One vote could matter, certainly on tolls and marijuana, which are coming down to the wire.
“I’m starting to lose my patience,” said Rep. Vin Candelora, R-North Branford, a member of the GOP leadership who also sat on a 4-person committee charged with sorting out the mess in the 120th. “The lack of urgency on their side is bizarre...Matters of voting irregularity should be our highest priority...after the budget.”
To Candelora, the fight is over the legal standard, not the seat. “Was there a substantial error that would have likely affected the outcome of the election?”
The answer should be a resounding yes, as I’ll show in the numbers below. House Speaker Joe Aresimowicz, D-Berlin, doesn’t agree.
“We believe the standard wasn’t met to justify a new election and invalidate the thousands of votes cast in November, but a number of compromise offers have been made going back to the work of the contested elections committee,” Aresimowicz said in a written statement. “There are still ongoing discussions about potential settlements, but nothing has been agreed to or finalized at this point.”
Feehan, for his part, remains agitated. “It’s a stolen election,” he said this week.
That may be going too far, as Young and the Democrats did nothing wrong other than to live in a town with incompetent election officials. Young is blameless.
Feehan is willing to see a revote at Bunnell only — even though he’s have to prevail there by about 70 percent in order to win the seat. That’s a huge margin in any election, let alone by a challenger against an incumbent.
“Bring it on,” Feehan said last month when I met him at an anti-tolls rally in Stratford. He’s a former chairman of both the board of education and the town council, and he represented the Bunnell ward for years.
This week, Feehan was a bit more pragmatic, calling a vote at Bunnell “a little unfair.”
“As a matter fo fact it’s a lot unfair but I’m willing to give it a Herculean effort,” he added. “Right now I don’t feel the election is complete.”
Here are the facts and the numbers in this fascinating flap: Seventy-five of the 1,575 120th district voters that showed up at Bunnell High School in Stratford received ballots for the wrong state House race. They voted in the 122nd, not their district, and and left.
I’ll leave it to you, dear readers, to conclude what that says about the state of citizen engagement.
Thankfully, the 122nd wasn’t close enough that the botched election mattered. But in the 120th, the official tally was 5,222 for Young to 5,209 for Feehan, the now famous 13-vote margin.

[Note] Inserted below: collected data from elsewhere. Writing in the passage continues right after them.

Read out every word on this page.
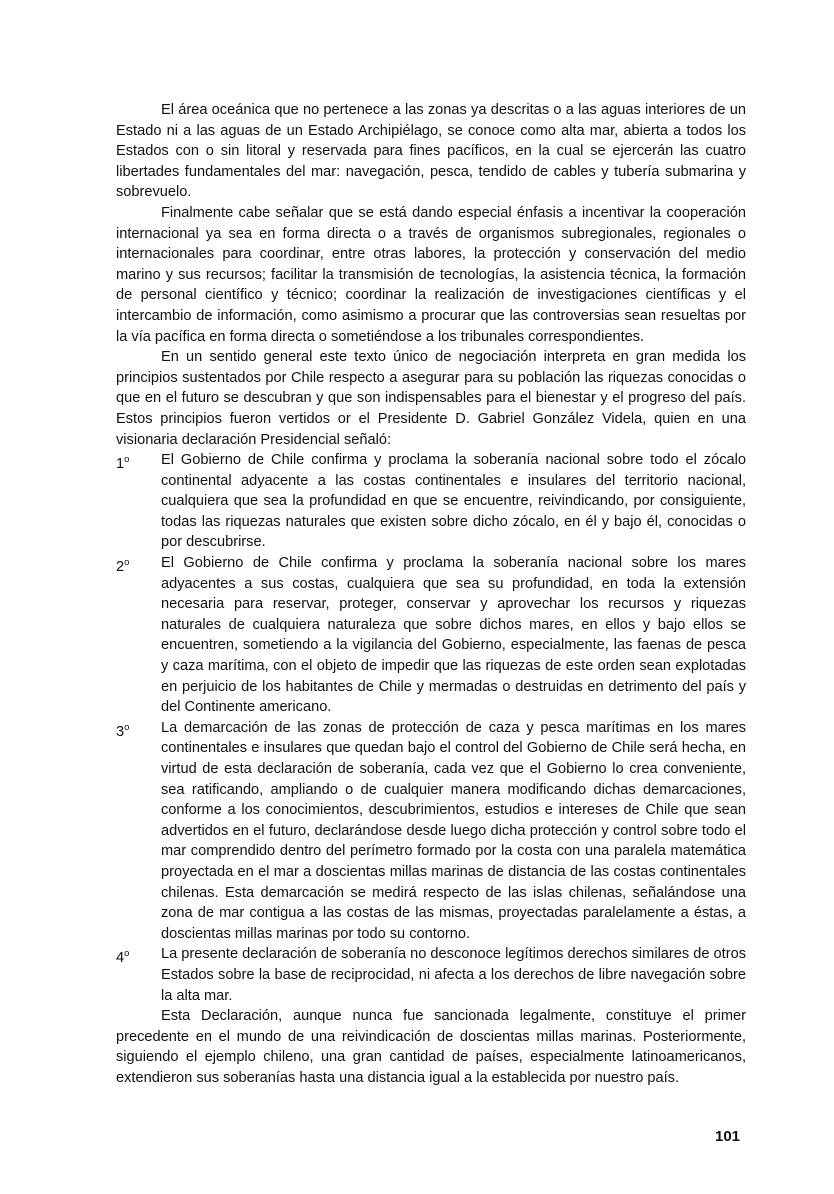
El área oceánica que no pertenece a las zonas ya descritas o a las aguas interiores de un Estado ni a las aguas de un Estado Archipiélago, se conoce como alta mar, abierta a todos los Estados con o sin litoral y reservada para fines pacíficos, en la cual se ejercerán las cuatro libertades fundamentales del mar: navegación, pesca, tendido de cables y tubería submarina y sobrevuelo.

Finalmente cabe señalar que se está dando especial énfasis a incentivar la cooperación internacional ya sea en forma directa o a través de organismos subregionales, regionales o internacionales para coordinar, entre otras labores, la protección y conservación del medio marino y sus recursos; facilitar la transmisión de tecnologías, la asistencia técnica, la formación de personal científico y técnico; coordinar la realización de investigaciones científicas y el intercambio de información, como asimismo a procurar que las controversias sean resueltas por la vía pacífica en forma directa o sometiéndose a los tribunales correspondientes.

En un sentido general este texto único de negociación interpreta en gran medida los principios sustentados por Chile respecto a asegurar para su población las riquezas conocidas o que en el futuro se descubran y que son indispensables para el bienestar y el progreso del país. Estos principios fueron vertidos or el Presidente D. Gabriel González Videla, quien en una visionaria declaración Presidencial señaló:

1$^o$ El Gobierno de Chile confirma y proclama la soberanía nacional sobre todo el zócalo continental adyacente a las costas continentales e insulares del territorio nacional, cualquiera que sea la profundidad en que se encuentre, reivindicando, por consiguiente, todas las riquezas naturales que existen sobre dicho zócalo, en él y bajo él, conocidas o por descubrirse.
2$^o$ El Gobierno de Chile confirma y proclama la soberanía nacional sobre los mares adyacentes a sus costas, cualquiera que sea su profundidad, en toda la extensión necesaria para reservar, proteger, conservar y aprovechar los recursos y riquezas naturales de cualquiera naturaleza que sobre dichos mares, en ellos y bajo ellos se encuentren, sometiendo a la vigilancia del Gobierno, especialmente, las faenas de pesca y caza marítima, con el objeto de impedir que las riquezas de este orden sean explotadas en perjuicio de los habitantes de Chile y mermadas o destruidas en detrimento del país y del Continente americano.
3$^o$ La demarcación de las zonas de protección de caza y pesca marítimas en los mares continentales e insulares que quedan bajo el control del Gobierno de Chile será hecha, en virtud de esta declaración de soberanía, cada vez que el Gobierno lo crea conveniente, sea ratificando, ampliando o de cualquier manera modificando dichas demarcaciones, conforme a los conocimientos, descubrimientos, estudios e intereses de Chile que sean advertidos en el futuro, declarándose desde luego dicha protección y control sobre todo el mar comprendido dentro del perímetro formado por la costa con una paralela matemática proyectada en el mar a doscientas millas marinas de distancia de las costas continentales chilenas. Esta demarcación se medirá respecto de las islas chilenas, señalándose una zona de mar contigua a las costas de las mismas, proyectadas paralelamente a éstas, a doscientas millas marinas por todo su contorno.
4$^o$ La presente declaración de soberanía no desconoce legítimos derechos similares de otros Estados sobre la base de reciprocidad, ni afecta a los derechos de libre navegación sobre la alta mar.

Esta Declaración, aunque nunca fue sancionada legalmente, constituye el primer precedente en el mundo de una reivindicación de doscientas millas marinas. Posteriormente, siguiendo el ejemplo chileno, una gran cantidad de países, especialmente latinoamericanos, extendieron sus soberanías hasta una distancia igual a la establecida por nuestro país.

101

We can’t know how those 75 residents would have voted but we do know Feehan outpolled Young among the 1,500 counted ballots at Bunnell, 57 percent to 40.5 percent.
Would Feehan have made up those 13 votes among the 75? It’s close to a statistical dead-heat, way too close to call. I asked Ben Fine, a mathematics and statistics professor at Fairfield University, to calculate the likelihood of a Feehan win or tie. His conclusion: 42 percent.
That’s not like saying Young beat Feehan by a margin of 58 percent to 42 percent; no, it’s more like a one-vote balance, either way.
In other words, do it over!
Here’s the problem with revoting in Bunnell only: Feehan won that polling place by 251 votes, meaning he’d need to outpoll Young by at least 264 votes to tie or win. If half the voters that showed up in the general election show up for a special, then Feehan would need 68 percent. If 600 voters were to show up — a realistic guess — Feehan would need to win by at least 432 to 168, or 72 percent.
Another problem: The constitutions of the state and nation tend to favor elections as a slice in time, and they tend to prefer that each vote counts equally. A one-district revote violates both of those.
Candelora sees those issues and agrees it’s a real problem. But it may be the best the Republicans will get as Democrats seem eager to run out the clock.
Another option: Tally just the 1,575 Bunnell voters who showed up on Nov. 6. We don’t know who the 75 were, but we know the 1,575. Trouble is, that could violate privacy and it raises practical and Constitutional concerns.
Aresimowicz and other Democrats say it’s unfair to disenfranchise the 10,400 voters who cast ballots in November by having a do-over that would attract far fewer.
Unfortunately, that’s the only fair solution. It should happen as part of the Nov. 5 municipal elections, now that it’s too late for this legislative session.